Review: Blindness

ZS
While waiting at a stoplight, a man is inexplicably stricken blind. In hours, his mysterious affliction has begun to spread through the populace.

This is the premise of Fernando Meirelles's Blindness. It's a brilliant idea that plays to America's current apocalyptic atmosphere, but this film doesn't do justice to it.

The trouble is, almost nothing unexpected occurs during the film. Given what you now know of the story's premise, I think you can guess with a high degree of accuracy how it unfolds.

The blinding disease sweeps across the nation, and a sinister government agency - one of the most shamefully generic sinister government agencies ever presented on screen, I might add - rounds up those infected and throws them into a quarantined compound.

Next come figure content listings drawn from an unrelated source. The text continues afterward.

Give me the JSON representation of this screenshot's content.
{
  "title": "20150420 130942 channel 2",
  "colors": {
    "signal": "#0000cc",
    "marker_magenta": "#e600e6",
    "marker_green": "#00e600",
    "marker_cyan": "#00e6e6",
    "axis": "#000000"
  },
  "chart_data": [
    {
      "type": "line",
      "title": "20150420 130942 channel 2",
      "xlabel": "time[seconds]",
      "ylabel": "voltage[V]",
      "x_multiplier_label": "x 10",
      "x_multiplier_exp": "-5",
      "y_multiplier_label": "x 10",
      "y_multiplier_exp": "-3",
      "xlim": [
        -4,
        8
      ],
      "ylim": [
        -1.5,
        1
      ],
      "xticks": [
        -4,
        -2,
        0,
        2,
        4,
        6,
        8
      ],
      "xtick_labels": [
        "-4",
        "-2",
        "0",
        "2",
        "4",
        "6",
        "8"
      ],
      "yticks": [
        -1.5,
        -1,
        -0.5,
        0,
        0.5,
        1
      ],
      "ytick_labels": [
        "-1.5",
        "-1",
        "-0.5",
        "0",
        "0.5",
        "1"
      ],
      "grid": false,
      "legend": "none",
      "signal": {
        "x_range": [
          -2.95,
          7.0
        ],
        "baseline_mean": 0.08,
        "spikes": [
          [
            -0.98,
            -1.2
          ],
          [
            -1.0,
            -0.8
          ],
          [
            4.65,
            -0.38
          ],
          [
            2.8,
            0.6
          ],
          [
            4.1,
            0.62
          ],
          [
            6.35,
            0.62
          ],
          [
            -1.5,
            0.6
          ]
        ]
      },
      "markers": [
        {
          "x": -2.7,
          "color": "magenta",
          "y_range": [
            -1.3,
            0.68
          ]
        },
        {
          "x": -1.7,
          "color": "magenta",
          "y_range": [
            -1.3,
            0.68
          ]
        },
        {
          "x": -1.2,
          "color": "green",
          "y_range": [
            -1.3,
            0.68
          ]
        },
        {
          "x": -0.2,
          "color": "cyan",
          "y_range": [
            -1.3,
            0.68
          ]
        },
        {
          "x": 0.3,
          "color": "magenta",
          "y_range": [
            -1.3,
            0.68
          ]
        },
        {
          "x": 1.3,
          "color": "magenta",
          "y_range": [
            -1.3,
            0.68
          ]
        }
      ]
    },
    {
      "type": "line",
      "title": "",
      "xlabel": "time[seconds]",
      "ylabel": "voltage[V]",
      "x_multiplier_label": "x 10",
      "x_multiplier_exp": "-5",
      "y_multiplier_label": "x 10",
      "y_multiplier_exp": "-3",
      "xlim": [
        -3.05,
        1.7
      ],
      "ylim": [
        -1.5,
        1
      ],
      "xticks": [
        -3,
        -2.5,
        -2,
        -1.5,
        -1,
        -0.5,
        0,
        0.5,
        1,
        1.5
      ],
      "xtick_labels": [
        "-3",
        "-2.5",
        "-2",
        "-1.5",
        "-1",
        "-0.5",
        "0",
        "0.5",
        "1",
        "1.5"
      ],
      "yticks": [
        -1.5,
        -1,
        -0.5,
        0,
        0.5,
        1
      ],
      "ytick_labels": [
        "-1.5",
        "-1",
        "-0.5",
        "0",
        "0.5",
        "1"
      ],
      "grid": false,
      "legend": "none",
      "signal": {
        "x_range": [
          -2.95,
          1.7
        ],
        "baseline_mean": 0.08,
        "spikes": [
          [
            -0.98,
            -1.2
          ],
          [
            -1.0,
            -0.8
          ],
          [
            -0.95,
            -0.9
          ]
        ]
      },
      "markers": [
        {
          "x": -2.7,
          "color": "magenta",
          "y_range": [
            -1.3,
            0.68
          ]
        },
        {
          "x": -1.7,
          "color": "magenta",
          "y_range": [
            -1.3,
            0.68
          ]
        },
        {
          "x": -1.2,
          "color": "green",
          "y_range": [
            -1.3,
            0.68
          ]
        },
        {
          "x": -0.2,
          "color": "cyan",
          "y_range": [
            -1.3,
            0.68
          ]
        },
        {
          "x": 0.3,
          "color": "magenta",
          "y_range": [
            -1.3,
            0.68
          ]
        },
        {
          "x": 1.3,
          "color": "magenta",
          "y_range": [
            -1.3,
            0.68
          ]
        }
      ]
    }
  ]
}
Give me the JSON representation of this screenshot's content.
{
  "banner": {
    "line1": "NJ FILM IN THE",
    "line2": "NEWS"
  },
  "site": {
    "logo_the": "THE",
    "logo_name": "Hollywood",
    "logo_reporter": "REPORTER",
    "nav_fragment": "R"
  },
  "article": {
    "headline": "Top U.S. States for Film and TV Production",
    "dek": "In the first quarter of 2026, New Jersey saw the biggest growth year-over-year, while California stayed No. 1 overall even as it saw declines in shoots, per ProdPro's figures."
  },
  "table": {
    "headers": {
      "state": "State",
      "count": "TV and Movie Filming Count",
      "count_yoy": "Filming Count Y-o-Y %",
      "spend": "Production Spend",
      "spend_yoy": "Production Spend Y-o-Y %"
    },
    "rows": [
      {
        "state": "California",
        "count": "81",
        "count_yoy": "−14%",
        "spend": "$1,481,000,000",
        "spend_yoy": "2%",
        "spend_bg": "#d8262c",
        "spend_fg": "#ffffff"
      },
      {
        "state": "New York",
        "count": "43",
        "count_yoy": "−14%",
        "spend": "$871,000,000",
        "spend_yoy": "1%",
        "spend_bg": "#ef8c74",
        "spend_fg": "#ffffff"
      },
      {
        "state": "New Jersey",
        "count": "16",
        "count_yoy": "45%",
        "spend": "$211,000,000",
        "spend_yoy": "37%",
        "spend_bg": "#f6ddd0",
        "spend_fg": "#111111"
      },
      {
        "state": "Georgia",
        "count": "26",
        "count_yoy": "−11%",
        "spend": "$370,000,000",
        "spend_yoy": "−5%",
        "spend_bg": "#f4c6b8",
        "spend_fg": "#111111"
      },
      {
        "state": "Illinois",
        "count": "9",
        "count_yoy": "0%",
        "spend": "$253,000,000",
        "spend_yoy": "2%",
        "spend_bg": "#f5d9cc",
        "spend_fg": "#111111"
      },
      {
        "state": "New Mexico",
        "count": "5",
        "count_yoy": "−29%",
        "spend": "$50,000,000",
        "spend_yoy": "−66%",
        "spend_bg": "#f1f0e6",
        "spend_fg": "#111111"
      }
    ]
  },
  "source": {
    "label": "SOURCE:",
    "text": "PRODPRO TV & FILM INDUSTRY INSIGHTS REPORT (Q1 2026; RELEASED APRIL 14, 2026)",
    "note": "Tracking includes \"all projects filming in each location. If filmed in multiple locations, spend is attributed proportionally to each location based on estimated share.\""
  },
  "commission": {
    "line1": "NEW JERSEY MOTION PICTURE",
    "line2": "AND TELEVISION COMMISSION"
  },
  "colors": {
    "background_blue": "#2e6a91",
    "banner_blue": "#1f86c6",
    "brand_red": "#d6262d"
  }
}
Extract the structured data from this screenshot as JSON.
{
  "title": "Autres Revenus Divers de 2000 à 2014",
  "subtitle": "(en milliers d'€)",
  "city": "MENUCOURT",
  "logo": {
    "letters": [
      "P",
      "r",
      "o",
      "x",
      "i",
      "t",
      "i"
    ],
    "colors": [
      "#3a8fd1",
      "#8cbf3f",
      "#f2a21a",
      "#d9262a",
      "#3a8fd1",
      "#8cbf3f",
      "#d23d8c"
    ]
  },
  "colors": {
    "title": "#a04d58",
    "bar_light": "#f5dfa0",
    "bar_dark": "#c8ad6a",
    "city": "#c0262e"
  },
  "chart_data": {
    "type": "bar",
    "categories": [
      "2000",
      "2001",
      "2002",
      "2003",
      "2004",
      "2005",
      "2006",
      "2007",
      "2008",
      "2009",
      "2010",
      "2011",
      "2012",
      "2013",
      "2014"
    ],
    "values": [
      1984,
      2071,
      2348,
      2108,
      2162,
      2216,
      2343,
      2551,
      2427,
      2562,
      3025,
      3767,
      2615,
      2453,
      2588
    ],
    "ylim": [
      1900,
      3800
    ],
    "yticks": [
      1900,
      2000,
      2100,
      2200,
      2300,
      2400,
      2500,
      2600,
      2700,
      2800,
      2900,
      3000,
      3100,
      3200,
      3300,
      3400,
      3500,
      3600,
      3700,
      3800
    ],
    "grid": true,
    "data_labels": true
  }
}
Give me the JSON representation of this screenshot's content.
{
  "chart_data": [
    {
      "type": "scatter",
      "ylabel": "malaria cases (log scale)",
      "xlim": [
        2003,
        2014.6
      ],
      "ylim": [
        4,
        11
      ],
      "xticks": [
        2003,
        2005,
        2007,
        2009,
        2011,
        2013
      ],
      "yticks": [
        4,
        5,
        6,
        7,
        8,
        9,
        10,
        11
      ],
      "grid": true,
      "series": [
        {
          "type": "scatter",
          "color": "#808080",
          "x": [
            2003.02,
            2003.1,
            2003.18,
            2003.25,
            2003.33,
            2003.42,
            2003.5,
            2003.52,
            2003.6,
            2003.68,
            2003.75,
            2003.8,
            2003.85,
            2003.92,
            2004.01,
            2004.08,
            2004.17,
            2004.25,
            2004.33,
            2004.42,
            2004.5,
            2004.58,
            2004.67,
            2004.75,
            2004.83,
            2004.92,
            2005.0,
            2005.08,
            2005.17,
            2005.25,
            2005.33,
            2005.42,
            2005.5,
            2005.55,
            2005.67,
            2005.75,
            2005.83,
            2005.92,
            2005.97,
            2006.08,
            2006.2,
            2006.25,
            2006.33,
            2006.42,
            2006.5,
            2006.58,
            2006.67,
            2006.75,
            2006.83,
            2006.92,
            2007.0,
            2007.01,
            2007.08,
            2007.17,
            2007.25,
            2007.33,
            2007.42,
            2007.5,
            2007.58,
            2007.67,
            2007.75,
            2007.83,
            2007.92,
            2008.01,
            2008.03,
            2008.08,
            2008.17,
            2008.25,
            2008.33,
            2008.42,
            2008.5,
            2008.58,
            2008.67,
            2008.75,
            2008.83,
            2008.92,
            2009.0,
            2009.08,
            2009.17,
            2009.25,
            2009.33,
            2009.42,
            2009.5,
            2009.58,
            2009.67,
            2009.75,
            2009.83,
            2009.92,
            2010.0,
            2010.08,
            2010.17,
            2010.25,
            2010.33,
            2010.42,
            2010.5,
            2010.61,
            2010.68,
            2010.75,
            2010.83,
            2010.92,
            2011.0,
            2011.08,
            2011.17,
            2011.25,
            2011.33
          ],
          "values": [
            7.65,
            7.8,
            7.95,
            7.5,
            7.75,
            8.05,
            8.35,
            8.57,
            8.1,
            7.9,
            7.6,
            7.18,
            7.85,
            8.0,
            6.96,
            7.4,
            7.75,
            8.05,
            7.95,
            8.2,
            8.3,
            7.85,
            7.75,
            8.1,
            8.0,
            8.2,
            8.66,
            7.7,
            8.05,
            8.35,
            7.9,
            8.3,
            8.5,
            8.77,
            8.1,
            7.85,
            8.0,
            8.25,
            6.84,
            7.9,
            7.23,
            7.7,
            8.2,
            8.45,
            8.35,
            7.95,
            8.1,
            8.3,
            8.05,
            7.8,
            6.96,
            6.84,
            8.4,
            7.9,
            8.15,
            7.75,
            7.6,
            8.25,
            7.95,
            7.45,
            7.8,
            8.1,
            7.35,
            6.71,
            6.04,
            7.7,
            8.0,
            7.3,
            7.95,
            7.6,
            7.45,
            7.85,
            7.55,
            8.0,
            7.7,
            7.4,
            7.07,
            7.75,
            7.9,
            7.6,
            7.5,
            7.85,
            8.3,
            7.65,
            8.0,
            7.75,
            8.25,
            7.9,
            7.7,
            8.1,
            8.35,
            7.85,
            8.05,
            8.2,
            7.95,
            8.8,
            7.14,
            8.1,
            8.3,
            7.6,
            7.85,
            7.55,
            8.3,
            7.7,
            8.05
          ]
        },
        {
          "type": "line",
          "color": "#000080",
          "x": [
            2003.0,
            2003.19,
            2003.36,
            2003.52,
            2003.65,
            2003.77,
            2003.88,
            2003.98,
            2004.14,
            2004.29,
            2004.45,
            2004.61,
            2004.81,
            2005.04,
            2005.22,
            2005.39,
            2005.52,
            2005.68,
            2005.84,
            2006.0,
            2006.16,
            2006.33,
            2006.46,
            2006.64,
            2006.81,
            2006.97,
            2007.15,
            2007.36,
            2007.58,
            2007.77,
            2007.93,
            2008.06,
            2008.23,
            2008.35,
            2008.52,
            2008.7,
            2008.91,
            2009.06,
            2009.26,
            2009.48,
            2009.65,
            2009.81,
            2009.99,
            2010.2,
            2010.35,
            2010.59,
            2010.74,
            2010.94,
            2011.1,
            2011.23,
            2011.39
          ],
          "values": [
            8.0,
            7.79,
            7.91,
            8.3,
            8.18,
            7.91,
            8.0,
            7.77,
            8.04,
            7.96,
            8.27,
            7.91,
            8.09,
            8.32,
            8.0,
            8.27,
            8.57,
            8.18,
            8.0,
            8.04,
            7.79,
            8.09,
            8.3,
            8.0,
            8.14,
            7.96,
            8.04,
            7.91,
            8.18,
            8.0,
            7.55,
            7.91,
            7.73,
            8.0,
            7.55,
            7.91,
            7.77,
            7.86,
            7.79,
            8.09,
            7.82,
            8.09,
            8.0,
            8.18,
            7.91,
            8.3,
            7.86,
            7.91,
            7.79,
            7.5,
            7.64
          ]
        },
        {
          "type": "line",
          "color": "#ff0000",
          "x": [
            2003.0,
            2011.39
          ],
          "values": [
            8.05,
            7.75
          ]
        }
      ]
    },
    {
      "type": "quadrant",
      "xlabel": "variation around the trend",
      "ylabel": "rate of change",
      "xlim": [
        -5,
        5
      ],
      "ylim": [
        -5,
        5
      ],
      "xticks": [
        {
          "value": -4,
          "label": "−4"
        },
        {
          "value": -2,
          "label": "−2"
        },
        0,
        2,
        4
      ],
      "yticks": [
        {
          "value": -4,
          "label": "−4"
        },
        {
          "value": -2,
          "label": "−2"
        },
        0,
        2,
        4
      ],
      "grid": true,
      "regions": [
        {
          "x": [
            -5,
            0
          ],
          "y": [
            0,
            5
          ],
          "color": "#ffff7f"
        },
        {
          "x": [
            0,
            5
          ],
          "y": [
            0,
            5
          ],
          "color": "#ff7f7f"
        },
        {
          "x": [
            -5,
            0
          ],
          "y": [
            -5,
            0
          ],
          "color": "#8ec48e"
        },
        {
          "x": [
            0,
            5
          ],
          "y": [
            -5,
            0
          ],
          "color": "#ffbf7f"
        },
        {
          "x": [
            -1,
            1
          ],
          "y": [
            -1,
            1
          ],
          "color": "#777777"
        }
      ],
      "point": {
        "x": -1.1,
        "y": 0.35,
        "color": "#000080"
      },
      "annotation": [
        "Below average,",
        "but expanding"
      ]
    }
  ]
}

Now in isolation and struggling with their sightlessness, our protagonists form a rudimentary cooperative society. The leaders - a good-hearted ophthalmologist (Mark Ruffalo) and his wife (Julianne Moore), who is immune to the disease - differentiate themselves from the others. They make strides, but, of course, it isn't long before conflict arises, driven by a puckish megalomaniac (Gael García Bernal), and things start to go all Lord of the Flies.

Meirelles's camera avoids either sentimentality or sadism. We view the characters from a distance and, especially in the beginning, they appear like paramecia bumping inside a Petri dish.

This is a refreshing break from the heapings of schmaltz that typically accompany doomsday movies, but as a result the characters don't engage adequately when the movie's scope narrows down to the quarantined facility.

Consequently, the film's two hours feel like a two-hour block of a calculus lecture, and even in moments of theoretical exhilaration, the mood weighs like a ton of bricks.

The sound design and cinematography are frequently good, and Ruffalo, who wore vision-obscuring contact lenses during shooting, proves that his great performance in Zodiac was no accident.

It's also interesting to watch the doe-eyed Gael García Bernal in an atypically villainous role.

However, this isn't enough to save Blindness from its lack of inventiveness and leaden pacing. Watch The Day of the Triffids instead.